Frequently Asked Questions

What triggers a mandatory notification to the NY DFS superintendent? A cybersecurity event must be reported when it has a reasonable likelihood of materially harming any part of normal business operations or requires notification to any other regulatory body. The notification must be made within 72 hours of determining the event occurred.

Does the incident response plan need to cover ransomware specifically? Yes. Amendment 2 explicitly requires incident response plans to address ransomware as a specific event type. A general incident response plan without ransomware-specific procedures does not fully satisfy the current requirements.

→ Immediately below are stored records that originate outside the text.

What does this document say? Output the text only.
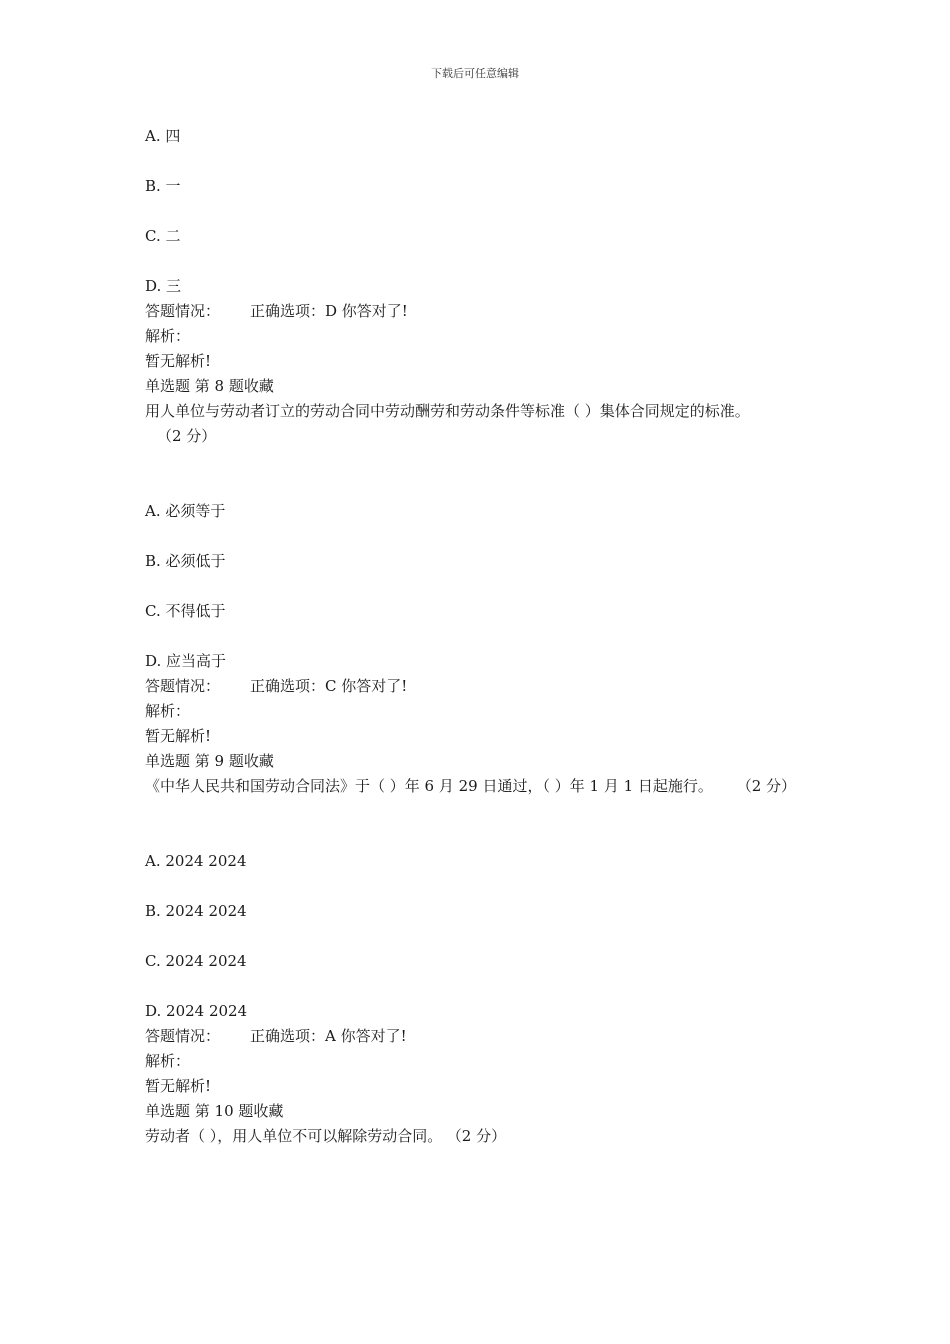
下载后可任意编辑

A. 四

B. 一

C. 二

D. 三

答题情况： 正确选项：D 你答对了!

解析：

暂无解析!

单选题 第 8 题收藏

用人单位与劳动者订立的劳动合同中劳动酬劳和劳动条件等标准（ ）集体合同规定的标准。
（2 分）

A. 必须等于

B. 必须低于

C. 不得低于

D. 应当高于

答题情况： 正确选项：C 你答对了!

解析：

暂无解析!

单选题 第 9 题收藏

《中华人民共和国劳动合同法》于（ ）年 6 月 29 日通过，（ ）年 1 月 1 日起施行。 （2 分）

A. 2024 2024

B. 2024 2024

C. 2024 2024

D. 2024 2024

答题情况： 正确选项：A 你答对了!

解析：

暂无解析!

单选题 第 10 题收藏

劳动者（ ），用人单位不可以解除劳动合同。 （2 分）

How often must the incident response plan be tested? At minimum annually, with all staff and management critical to the response involved. The test must also include testing the ability to restore critical data and systems from backups.

What is the extortion payment reporting requirement? If your organization makes a payment in response to a ransomware attack or extortion demand, you must notify the NY DFS superintendent within 24 hours of the payment and submit a full written explanation within 30 days.

Can a third-party provider help us meet incident response requirements? Yes. Section 500.4 allows a third-party provider to serve as or support the CISO function, and third-party providers can assist with building, testing, and maintaining incident response and BCDR plans provided the covered entity retains full compliance responsibility.